Now think of the adapted propositions in the e-commerce space. Most of them are just blind clones from other markets. If we look at the 9 unicorns in India which have a valuation of $1 billion, then one realises that only Paytm, Inmobi, Zomato, Mu Sigma and Ola stand out in terms of “unique or well-adapted propositions.”

Inmobi and Mu Sigma are absolutely unique in the mobile advertising and analytics space while Paytm has adapted the concept of digital wallets for Indian markets. Ola has done the same for cab hailing and Zomato for restaurant listing and reviews. Others are mere clones of Amazon, ebay, Craigslist or many such global companies. That creates vulnerability for these unicorns, given India's distinct market dynamics and consumer preferences but also provides a window for them to adapt and innovate.

Beware discounts

The other attribute that has got associated with today's start ups is “Deep Discounting.” The only aspect that draws customers to these e-commerce sites is discounts. And when the funding dries up, the discounts disappear, the valuation plunges and the vicious cycle of lay-offs and closures begins.

The attribute that this needs to be converted into is “Customer Experience.” Even if the start-up has a brilliant, game changing idea, if the execution and linked customer experience do not match up, then the start-up will not sustain.

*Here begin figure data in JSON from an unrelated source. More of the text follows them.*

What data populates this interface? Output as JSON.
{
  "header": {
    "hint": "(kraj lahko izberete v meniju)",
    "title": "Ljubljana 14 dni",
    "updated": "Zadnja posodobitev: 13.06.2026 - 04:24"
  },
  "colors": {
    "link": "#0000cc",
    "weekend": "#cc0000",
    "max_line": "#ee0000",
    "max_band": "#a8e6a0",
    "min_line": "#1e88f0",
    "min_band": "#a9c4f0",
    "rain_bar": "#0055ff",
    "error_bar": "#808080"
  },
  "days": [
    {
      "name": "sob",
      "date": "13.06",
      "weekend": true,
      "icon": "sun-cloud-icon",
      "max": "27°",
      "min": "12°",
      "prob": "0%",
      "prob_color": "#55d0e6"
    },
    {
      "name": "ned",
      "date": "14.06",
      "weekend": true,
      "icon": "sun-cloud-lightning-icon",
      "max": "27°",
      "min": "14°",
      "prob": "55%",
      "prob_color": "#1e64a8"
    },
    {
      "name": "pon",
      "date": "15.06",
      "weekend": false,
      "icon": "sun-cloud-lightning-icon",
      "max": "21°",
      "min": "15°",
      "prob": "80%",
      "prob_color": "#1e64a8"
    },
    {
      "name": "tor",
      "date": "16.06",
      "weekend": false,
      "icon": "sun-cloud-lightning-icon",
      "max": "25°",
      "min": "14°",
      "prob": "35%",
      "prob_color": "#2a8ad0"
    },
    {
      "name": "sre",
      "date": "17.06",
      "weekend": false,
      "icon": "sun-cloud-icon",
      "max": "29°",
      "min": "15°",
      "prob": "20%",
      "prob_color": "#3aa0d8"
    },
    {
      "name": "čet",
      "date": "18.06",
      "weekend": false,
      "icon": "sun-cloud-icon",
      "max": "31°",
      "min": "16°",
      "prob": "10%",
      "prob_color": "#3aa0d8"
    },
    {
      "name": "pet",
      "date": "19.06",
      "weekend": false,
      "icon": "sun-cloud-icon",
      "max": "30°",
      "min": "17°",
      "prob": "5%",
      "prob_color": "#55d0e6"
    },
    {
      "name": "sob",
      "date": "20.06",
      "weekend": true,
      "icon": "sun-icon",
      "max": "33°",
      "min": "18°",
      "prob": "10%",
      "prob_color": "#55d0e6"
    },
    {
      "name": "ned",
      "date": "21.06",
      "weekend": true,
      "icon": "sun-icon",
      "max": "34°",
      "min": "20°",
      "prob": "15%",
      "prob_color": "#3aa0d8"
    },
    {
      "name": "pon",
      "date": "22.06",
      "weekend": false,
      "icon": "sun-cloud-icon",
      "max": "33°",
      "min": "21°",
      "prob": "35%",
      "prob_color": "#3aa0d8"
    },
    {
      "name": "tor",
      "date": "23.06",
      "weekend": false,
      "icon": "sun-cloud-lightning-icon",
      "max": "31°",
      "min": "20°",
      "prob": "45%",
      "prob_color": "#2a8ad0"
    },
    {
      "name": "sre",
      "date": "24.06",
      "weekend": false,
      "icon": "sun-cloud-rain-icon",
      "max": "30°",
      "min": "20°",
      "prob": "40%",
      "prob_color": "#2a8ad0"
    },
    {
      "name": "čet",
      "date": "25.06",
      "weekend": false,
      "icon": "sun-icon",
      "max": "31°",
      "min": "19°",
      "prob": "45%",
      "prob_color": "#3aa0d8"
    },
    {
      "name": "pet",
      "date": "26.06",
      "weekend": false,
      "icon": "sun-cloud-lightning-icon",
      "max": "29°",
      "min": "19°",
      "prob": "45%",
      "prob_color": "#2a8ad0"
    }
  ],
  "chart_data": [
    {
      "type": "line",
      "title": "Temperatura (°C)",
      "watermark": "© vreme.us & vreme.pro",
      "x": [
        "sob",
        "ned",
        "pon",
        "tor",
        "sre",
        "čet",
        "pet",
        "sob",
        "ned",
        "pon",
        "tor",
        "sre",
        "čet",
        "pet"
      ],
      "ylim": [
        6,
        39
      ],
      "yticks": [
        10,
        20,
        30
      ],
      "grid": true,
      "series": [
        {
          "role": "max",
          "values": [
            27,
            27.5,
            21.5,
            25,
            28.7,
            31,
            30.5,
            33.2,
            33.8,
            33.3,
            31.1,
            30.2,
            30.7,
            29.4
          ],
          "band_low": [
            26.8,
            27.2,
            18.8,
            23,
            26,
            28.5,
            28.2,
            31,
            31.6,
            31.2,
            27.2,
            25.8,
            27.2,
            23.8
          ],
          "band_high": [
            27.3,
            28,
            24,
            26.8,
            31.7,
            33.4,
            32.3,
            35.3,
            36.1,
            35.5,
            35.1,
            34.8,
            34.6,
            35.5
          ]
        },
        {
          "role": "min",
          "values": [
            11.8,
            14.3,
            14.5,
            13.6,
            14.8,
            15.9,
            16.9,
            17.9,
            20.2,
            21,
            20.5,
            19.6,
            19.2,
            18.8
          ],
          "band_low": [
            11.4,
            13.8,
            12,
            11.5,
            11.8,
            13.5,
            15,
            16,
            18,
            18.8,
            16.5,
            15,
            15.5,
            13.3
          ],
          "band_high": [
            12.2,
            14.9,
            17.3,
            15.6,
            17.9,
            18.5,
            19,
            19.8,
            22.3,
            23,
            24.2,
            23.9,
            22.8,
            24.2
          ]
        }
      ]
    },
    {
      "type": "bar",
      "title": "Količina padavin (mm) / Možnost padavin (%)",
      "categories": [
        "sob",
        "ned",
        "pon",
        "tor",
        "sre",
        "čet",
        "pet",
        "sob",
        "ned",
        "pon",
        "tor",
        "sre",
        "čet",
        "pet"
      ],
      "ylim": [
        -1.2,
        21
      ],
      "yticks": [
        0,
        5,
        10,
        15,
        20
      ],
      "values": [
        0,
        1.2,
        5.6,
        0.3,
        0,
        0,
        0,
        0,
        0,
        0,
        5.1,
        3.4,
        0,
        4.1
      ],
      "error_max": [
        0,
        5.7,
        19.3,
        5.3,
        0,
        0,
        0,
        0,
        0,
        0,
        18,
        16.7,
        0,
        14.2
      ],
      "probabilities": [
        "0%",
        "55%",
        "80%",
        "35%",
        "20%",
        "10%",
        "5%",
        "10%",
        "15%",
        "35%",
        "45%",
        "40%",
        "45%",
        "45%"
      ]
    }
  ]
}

For all B2C e-commerce brands, the reference shifts to Amazon. But Amazon has been investing for years in never-before customer engagement algorithms to provide an unprecedented shopping experience at one end and in creating an incredible logistical infrastructure to deliver ahead of customer expectations at the other end.

Speaking to Amazon’s physical growth, Jeff Bezos said in a rare interview that much of Amazon’s profit goes directly back into development projects aimed to take Amazon even closer to its customers. Fulfilment centres geared around ultra-quick online-to-doorstep delivery and pick-up services are one such investment Bezos considers an important link between online and offline convenience.

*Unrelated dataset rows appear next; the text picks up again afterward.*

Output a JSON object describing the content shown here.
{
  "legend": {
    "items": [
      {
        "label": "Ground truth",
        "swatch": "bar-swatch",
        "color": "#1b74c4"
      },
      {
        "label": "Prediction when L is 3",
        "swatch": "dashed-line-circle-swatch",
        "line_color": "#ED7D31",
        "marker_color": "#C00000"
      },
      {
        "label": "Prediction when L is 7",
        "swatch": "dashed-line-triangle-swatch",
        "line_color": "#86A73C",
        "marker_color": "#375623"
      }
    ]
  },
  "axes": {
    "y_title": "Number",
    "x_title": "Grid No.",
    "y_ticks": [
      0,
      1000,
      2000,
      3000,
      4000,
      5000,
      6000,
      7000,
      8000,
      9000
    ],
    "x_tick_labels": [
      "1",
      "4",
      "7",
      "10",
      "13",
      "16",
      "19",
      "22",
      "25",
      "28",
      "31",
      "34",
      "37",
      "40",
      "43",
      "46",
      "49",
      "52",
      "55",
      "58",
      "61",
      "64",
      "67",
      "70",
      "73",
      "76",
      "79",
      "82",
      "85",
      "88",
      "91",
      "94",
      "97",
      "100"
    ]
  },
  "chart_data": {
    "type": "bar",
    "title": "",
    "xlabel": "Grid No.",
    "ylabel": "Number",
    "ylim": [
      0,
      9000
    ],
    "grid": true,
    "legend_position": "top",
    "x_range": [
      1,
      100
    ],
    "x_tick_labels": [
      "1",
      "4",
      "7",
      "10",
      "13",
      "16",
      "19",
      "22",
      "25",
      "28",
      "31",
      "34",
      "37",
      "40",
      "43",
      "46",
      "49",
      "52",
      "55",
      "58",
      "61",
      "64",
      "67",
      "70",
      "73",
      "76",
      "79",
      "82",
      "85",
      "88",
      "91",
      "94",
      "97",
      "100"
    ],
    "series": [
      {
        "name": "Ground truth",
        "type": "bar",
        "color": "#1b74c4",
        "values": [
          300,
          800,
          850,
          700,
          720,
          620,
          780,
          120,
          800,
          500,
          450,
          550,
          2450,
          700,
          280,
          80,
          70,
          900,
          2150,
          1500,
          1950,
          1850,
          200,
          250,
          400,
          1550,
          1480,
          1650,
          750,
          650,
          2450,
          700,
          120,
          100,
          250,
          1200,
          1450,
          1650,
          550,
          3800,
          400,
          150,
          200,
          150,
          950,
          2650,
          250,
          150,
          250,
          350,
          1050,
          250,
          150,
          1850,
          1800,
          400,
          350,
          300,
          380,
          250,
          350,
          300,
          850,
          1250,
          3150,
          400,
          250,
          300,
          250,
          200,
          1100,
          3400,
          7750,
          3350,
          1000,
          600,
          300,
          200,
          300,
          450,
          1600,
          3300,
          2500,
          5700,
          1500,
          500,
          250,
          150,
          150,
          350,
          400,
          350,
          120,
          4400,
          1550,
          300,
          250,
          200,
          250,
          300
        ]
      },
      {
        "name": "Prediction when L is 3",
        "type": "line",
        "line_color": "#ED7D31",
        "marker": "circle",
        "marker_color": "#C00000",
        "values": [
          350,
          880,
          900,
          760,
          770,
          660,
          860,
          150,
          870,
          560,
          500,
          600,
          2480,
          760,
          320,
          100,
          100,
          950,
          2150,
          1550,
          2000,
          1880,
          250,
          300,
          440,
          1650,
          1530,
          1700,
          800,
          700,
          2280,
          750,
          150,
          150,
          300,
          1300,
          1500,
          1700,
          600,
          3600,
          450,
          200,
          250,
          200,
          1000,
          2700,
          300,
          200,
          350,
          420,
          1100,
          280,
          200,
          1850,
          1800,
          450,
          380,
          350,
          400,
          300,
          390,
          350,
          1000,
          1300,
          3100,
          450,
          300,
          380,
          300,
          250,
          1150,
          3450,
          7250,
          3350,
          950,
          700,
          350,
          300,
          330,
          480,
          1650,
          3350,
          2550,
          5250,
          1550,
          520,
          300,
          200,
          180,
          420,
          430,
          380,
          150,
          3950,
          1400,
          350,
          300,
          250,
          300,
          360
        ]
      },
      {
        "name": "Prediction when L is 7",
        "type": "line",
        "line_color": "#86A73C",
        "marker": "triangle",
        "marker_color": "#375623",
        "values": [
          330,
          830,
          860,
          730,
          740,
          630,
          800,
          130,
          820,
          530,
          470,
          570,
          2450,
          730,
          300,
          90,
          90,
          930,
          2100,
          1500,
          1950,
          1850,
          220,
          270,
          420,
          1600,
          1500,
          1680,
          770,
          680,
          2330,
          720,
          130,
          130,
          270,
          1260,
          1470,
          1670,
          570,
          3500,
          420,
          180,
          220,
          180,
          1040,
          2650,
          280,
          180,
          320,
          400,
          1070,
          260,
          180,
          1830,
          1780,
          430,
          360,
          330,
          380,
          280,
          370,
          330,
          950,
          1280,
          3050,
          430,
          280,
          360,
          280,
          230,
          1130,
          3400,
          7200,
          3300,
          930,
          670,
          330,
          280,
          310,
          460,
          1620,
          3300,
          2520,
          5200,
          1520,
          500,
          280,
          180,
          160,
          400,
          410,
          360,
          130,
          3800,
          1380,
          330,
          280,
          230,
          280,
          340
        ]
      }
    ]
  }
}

Today, apps in India and sites claim food delivery in 30 minutes in India’s crowded cities but except for putting pressure on a poor delivery boy on a bike, there is no clarity on what they are doing differently to support this claim.

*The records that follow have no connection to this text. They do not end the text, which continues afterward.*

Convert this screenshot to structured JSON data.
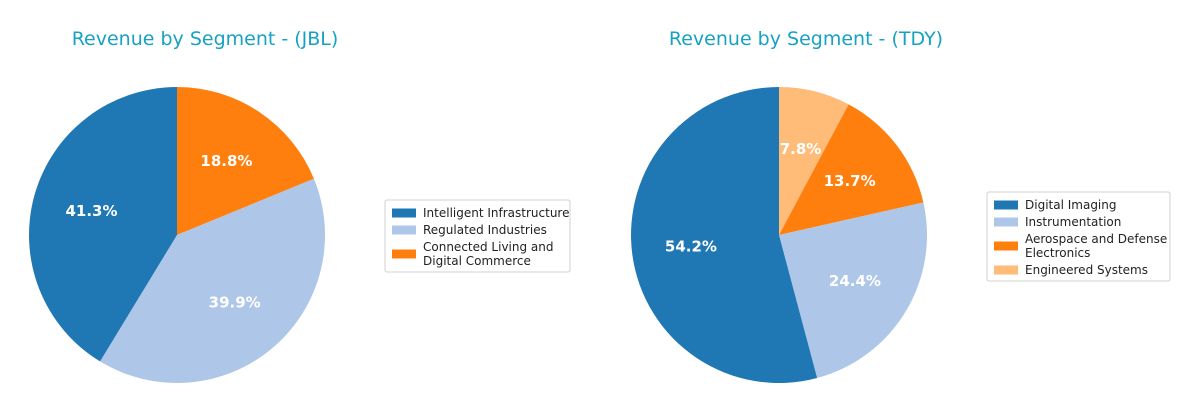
{
  "chart_data": [
    {
      "type": "pie",
      "title": "Revenue by Segment - (JBL)",
      "start_angle_deg": 90,
      "direction": "clockwise",
      "slices": [
        {
          "label": "Connected Living and Digital Commerce",
          "value": 18.8,
          "display": "18.8%",
          "color": "#ff7f0e"
        },
        {
          "label": "Regulated Industries",
          "value": 39.9,
          "display": "39.9%",
          "color": "#aec7e8"
        },
        {
          "label": "Intelligent Infrastructure",
          "value": 41.3,
          "display": "41.3%",
          "color": "#1f77b4"
        }
      ],
      "legend": {
        "placement": "right",
        "entries": [
          {
            "label": "Intelligent Infrastructure",
            "color": "#1f77b4"
          },
          {
            "label": "Regulated Industries",
            "color": "#aec7e8"
          },
          {
            "label": "Connected Living and Digital Commerce",
            "lines": [
              "Connected Living and",
              "Digital Commerce"
            ],
            "color": "#ff7f0e"
          }
        ]
      }
    },
    {
      "type": "pie",
      "title": "Revenue by Segment - (TDY)",
      "start_angle_deg": 90,
      "direction": "clockwise",
      "slices": [
        {
          "label": "Engineered Systems",
          "value": 7.8,
          "display": "7.8%",
          "color": "#ffbb78"
        },
        {
          "label": "Aerospace and Defense Electronics",
          "value": 13.7,
          "display": "13.7%",
          "color": "#ff7f0e"
        },
        {
          "label": "Instrumentation",
          "value": 24.4,
          "display": "24.4%",
          "color": "#aec7e8"
        },
        {
          "label": "Digital Imaging",
          "value": 54.2,
          "display": "54.2%",
          "color": "#1f77b4"
        }
      ],
      "legend": {
        "placement": "right",
        "entries": [
          {
            "label": "Digital Imaging",
            "color": "#1f77b4"
          },
          {
            "label": "Instrumentation",
            "color": "#aec7e8"
          },
          {
            "label": "Aerospace and Defense Electronics",
            "lines": [
              "Aerospace and Defense",
              "Electronics"
            ],
            "color": "#ff7f0e"
          },
          {
            "label": "Engineered Systems",
            "color": "#ffbb78"
          }
        ]
      }
    }
  ]
}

Stories of such start-ups need to move away from this unsubstantiated claim and focus on whether they have done anything at all differently to deliver on such promises. Also, there is very little media focus on assessing the customer experience and satisfaction of e-commerce start-ups that have got lots of funding or have unprecedented valuations. From site experience to delivery to call centre to complaint handling, there are serious customer expectations that these start-ups need to deliver upon. Horror stories abound of unmet promises, wrong delivery of items, non-delivery and no shows and what not.

There needs to be a benchmark measure of customer experience across all e-commerce start-ups that media covering the start-up sector needs to focus on. At present, media coverage is centred around making celebrities of start-up founders simply because they have secured $5 million of funding or achieved a valuation in someone's estimate of 500 million. Nothing on the user experience and the service standards of these entities.

Start-ups that achieve these will not only continue to attract talent from India's top tier institutions but will never have to defer or rescind offers. And they will never be short of funding or valuations because the game changing ideas and technologies from these freshers will always help them stay a step ahead of competition.